Food Fantasy is fantastic but frustrating

Photo courtesy of IGN

By: Michelle Chiang

 

     With stunning graphics and anthropomorphized food items, Food Fantasy is a mobile game that is both fun and engaging. It combines aspects of two common gaming genres, RPG and restaurant management, into one game, making for a unique experience.

     The player begins as an entrepreneur looking to start their own restaurant. However, the player also doubles as a Cooking Attendant, a protector of the world who uses “Food Souls” — the anthropomorphized versions of various dishes — in order to battle monsters.

     It is unexpectedly pretty amusing sending out Peking Duck to do my bidding in battle, aided by fellow Food Souls, Black Tea and Milk.
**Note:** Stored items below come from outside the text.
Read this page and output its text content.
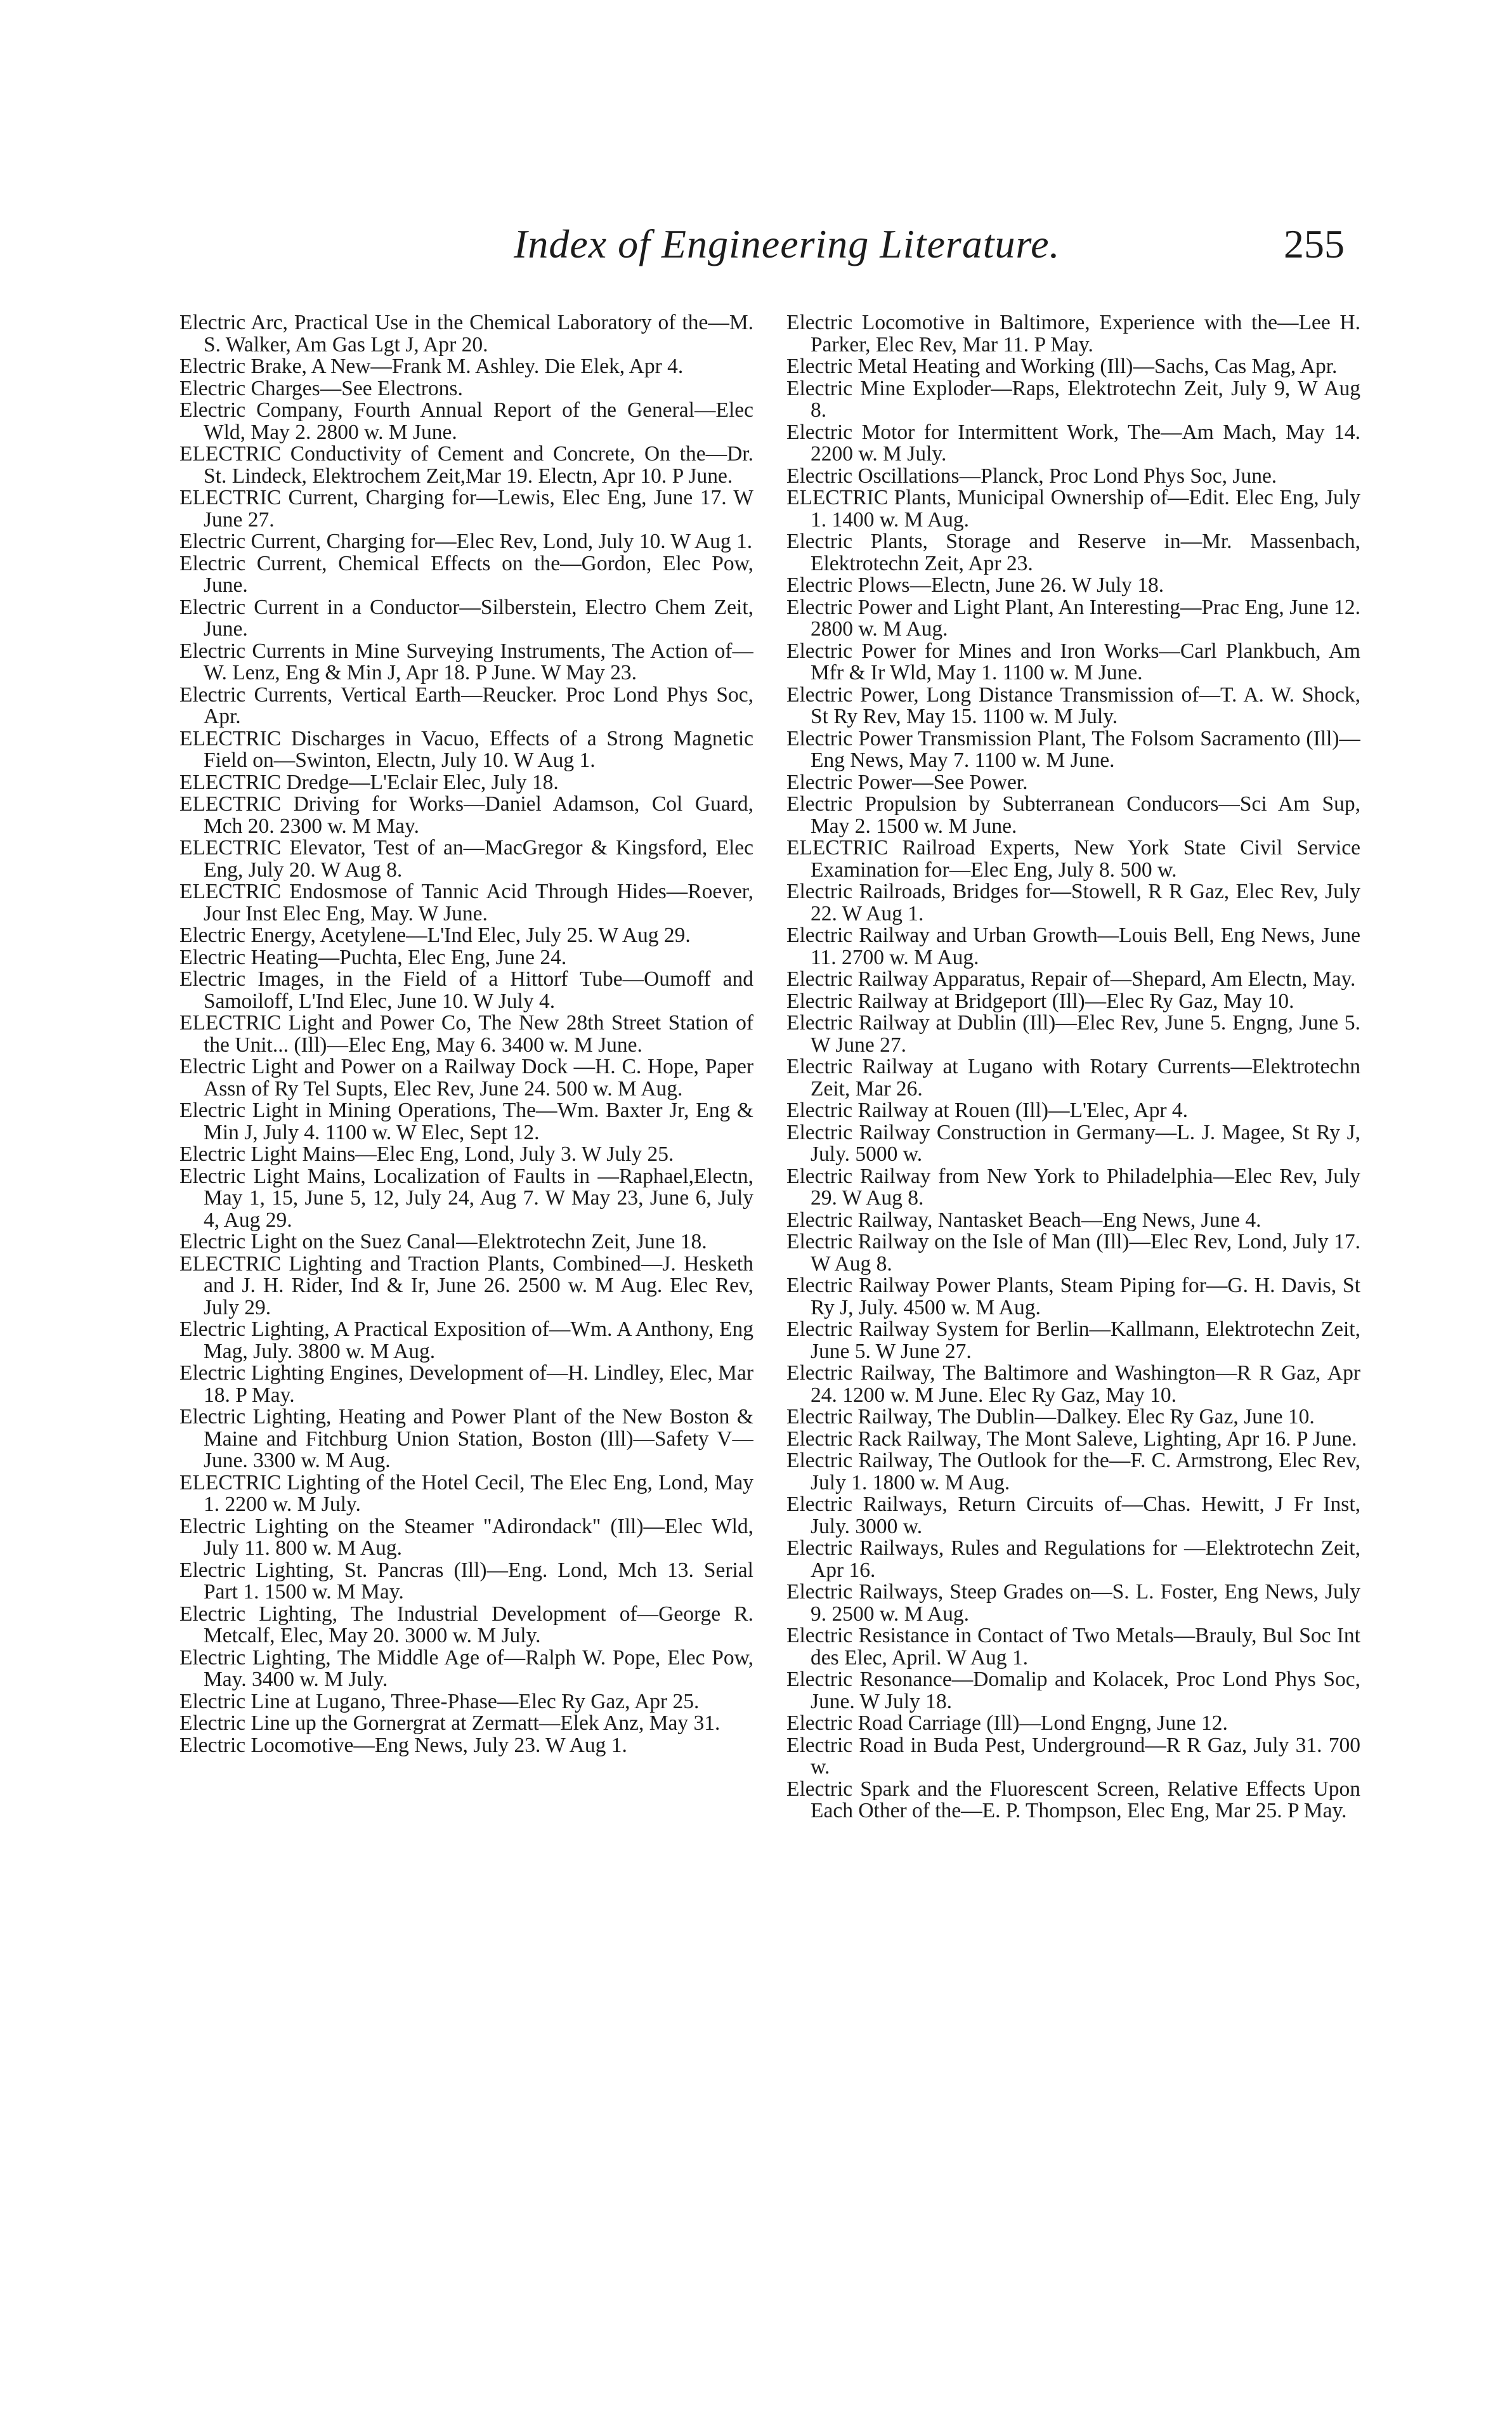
Index of Engineering Literature.	255

Electric Arc, Practical Use in the Chemical Laboratory of the—M. S. Walker, Am Gas Lgt J, Apr 20.

Electric Brake, A New—Frank M. Ashley. Die Elek, Apr 4.

Electric Charges—See Electrons.

Electric Company, Fourth Annual Report of the General—Elec Wld, May 2. 2800 w. M June.

ELECTRIC Conductivity of Cement and Concrete, On the—Dr. St. Lindeck, Elektrochem Zeit,Mar 19. Electn, Apr 10. P June.

ELECTRIC Current, Charging for—Lewis, Elec Eng, June 17. W June 27.

Electric Current, Charging for—Elec Rev, Lond, July 10. W Aug 1.

Electric Current, Chemical Effects on the—Gordon, Elec Pow, June.

Electric Current in a Conductor—Silberstein, Electro Chem Zeit, June.

Electric Currents in Mine Surveying Instruments, The Action of—W. Lenz, Eng & Min J, Apr 18. P June. W May 23.

Electric Currents, Vertical Earth—Reucker. Proc Lond Phys Soc, Apr.

ELECTRIC Discharges in Vacuo, Effects of a Strong Magnetic Field on—Swinton, Electn, July 10. W Aug 1.

ELECTRIC Dredge—L'Eclair Elec, July 18.

ELECTRIC Driving for Works—Daniel Adamson, Col Guard, Mch 20. 2300 w. M May.

ELECTRIC Elevator, Test of an—MacGregor & Kingsford, Elec Eng, July 20. W Aug 8.

ELECTRIC Endosmose of Tannic Acid Through Hides—Roever, Jour Inst Elec Eng, May. W June.

Electric Energy, Acetylene—L'Ind Elec, July 25. W Aug 29.

Electric Heating—Puchta, Elec Eng, June 24.

Electric Images, in the Field of a Hittorf Tube—Oumoff and Samoiloff, L'Ind Elec, June 10. W July 4.

ELECTRIC Light and Power Co, The New 28th Street Station of the Unit... (Ill)—Elec Eng, May 6. 3400 w. M June.

Electric Light and Power on a Railway Dock —H. C. Hope, Paper Assn of Ry Tel Supts, Elec Rev, June 24. 500 w. M Aug.

Electric Light in Mining Operations, The—Wm. Baxter Jr, Eng & Min J, July 4. 1100 w. W Elec, Sept 12.

Electric Light Mains—Elec Eng, Lond, July 3. W July 25.

Electric Light Mains, Localization of Faults in —Raphael,Electn, May 1, 15, June 5, 12, July 24, Aug 7. W May 23, June 6, July 4, Aug 29.

Electric Light on the Suez Canal—Elektrotechn Zeit, June 18.

ELECTRIC Lighting and Traction Plants, Combined—J. Hesketh and J. H. Rider, Ind & Ir, June 26. 2500 w. M Aug. Elec Rev, July 29.

Electric Lighting, A Practical Exposition of—Wm. A Anthony, Eng Mag, July. 3800 w. M Aug.

Electric Lighting Engines, Development of—H. Lindley, Elec, Mar 18. P May.

Electric Lighting, Heating and Power Plant of the New Boston & Maine and Fitchburg Union Station, Boston (Ill)—Safety V—June. 3300 w. M Aug.

ELECTRIC Lighting of the Hotel Cecil, The Elec Eng, Lond, May 1. 2200 w. M July.

Electric Lighting on the Steamer "Adirondack" (Ill)—Elec Wld, July 11. 800 w. M Aug.

Electric Lighting, St. Pancras (Ill)—Eng. Lond, Mch 13. Serial Part 1. 1500 w. M May.

Electric Lighting, The Industrial Development of—George R. Metcalf, Elec, May 20. 3000 w. M July.

Electric Lighting, The Middle Age of—Ralph W. Pope, Elec Pow, May. 3400 w. M July.

Electric Line at Lugano, Three-Phase—Elec Ry Gaz, Apr 25.

Electric Line up the Gornergrat at Zermatt—Elek Anz, May 31.

Electric Locomotive—Eng News, July 23. W Aug 1.

Electric Locomotive in Baltimore, Experience with the—Lee H. Parker, Elec Rev, Mar 11. P May.

Electric Metal Heating and Working (Ill)—Sachs, Cas Mag, Apr.

Electric Mine Exploder—Raps, Elektrotechn Zeit, July 9, W Aug 8.

Electric Motor for Intermittent Work, The—Am Mach, May 14. 2200 w. M July.

Electric Oscillations—Planck, Proc Lond Phys Soc, June.

ELECTRIC Plants, Municipal Ownership of—Edit. Elec Eng, July 1. 1400 w. M Aug.

Electric Plants, Storage and Reserve in—Mr. Massenbach, Elektrotechn Zeit, Apr 23.

Electric Plows—Electn, June 26. W July 18.

Electric Power and Light Plant, An Interesting—Prac Eng, June 12. 2800 w. M Aug.

Electric Power for Mines and Iron Works—Carl Plankbuch, Am Mfr & Ir Wld, May 1. 1100 w. M June.

Electric Power, Long Distance Transmission of—T. A. W. Shock, St Ry Rev, May 15. 1100 w. M July.

Electric Power Transmission Plant, The Folsom Sacramento (Ill)—Eng News, May 7. 1100 w. M June.

Electric Power—See Power.

Electric Propulsion by Subterranean Conducors—Sci Am Sup, May 2. 1500 w. M June.

ELECTRIC Railroad Experts, New York State Civil Service Examination for—Elec Eng, July 8. 500 w.

Electric Railroads, Bridges for—Stowell, R R Gaz, Elec Rev, July 22. W Aug 1.

Electric Railway and Urban Growth—Louis Bell, Eng News, June 11. 2700 w. M Aug.

Electric Railway Apparatus, Repair of—Shepard, Am Electn, May.

Electric Railway at Bridgeport (Ill)—Elec Ry Gaz, May 10.

Electric Railway at Dublin (Ill)—Elec Rev, June 5. Engng, June 5. W June 27.

Electric Railway at Lugano with Rotary Currents—Elektrotechn Zeit, Mar 26.

Electric Railway at Rouen (Ill)—L'Elec, Apr 4.

Electric Railway Construction in Germany—L. J. Magee, St Ry J, July. 5000 w.

Electric Railway from New York to Philadelphia—Elec Rev, July 29. W Aug 8.

Electric Railway, Nantasket Beach—Eng News, June 4.

Electric Railway on the Isle of Man (Ill)—Elec Rev, Lond, July 17. W Aug 8.

Electric Railway Power Plants, Steam Piping for—G. H. Davis, St Ry J, July. 4500 w. M Aug.

Electric Railway System for Berlin—Kallmann, Elektrotechn Zeit, June 5. W June 27.

Electric Railway, The Baltimore and Washington—R R Gaz, Apr 24. 1200 w. M June. Elec Ry Gaz, May 10.

Electric Railway, The Dublin—Dalkey. Elec Ry Gaz, June 10.

Electric Rack Railway, The Mont Saleve, Lighting, Apr 16. P June.

Electric Railway, The Outlook for the—F. C. Armstrong, Elec Rev, July 1. 1800 w. M Aug.

Electric Railways, Return Circuits of—Chas. Hewitt, J Fr Inst, July. 3000 w.

Electric Railways, Rules and Regulations for —Elektrotechn Zeit, Apr 16.

Electric Railways, Steep Grades on—S. L. Foster, Eng News, July 9. 2500 w. M Aug.

Electric Resistance in Contact of Two Metals—Brauly, Bul Soc Int des Elec, April. W Aug 1.

Electric Resonance—Domalip and Kolacek, Proc Lond Phys Soc, June. W July 18.

Electric Road Carriage (Ill)—Lond Engng, June 12.

Electric Road in Buda Pest, Underground—R R Gaz, July 31. 700 w.

Electric Spark and the Fluorescent Screen, Relative Effects Upon Each Other of the—E. P. Thompson, Elec Eng, Mar 25. P May.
The characters are where the game really shines. Each Food Soul is voiced by a different voice actor (whose credits are given right on the character page). The voice acting brings these personalities to life, and the player can switch between English and Japanese voices.

     The gameplay isn’t tough, and involves more grinding than any real strategy, but it has an addicting quality all the same. The day I downloaded Food Fantasy, I spent five straight hours on it in one sitting. At any given moment, you can clear four separate dungeons, collect tips, fight PVP battles, and train familiars. Other features include joinings guilds, cleaning up disasters (read: monsters), and even more. All of this magic mischief is going on while you’re trying to manage a steady flow of food for the customers of your restaurant, by the way.

     However, Food Fantasy’s major shortcoming is that its navigation is tough and non-intuitive. All the controls are clustered on the main page along the top and bottom of the screen in tiny little boxes. The game also doesn’t bother explaining how to use many of the functions in the game — their so-called “guides” are next to useless. In a game where there are half a million things to do, knowing what to do and how to do it is pretty important, but ultimately, this game has no explanation on how to accomplish any of those tasks. If I hadn’t had a friend beside me who was explaining how to play, I might’ve just given up halfway through.

     But if you can get over that hump, then Food Fantasy becomes a great way to kill time. It’s not the most challenging of games, but it doesn’t need to be in order for you to have fun.

     Food Fantasy is available for download on both iOS and Android.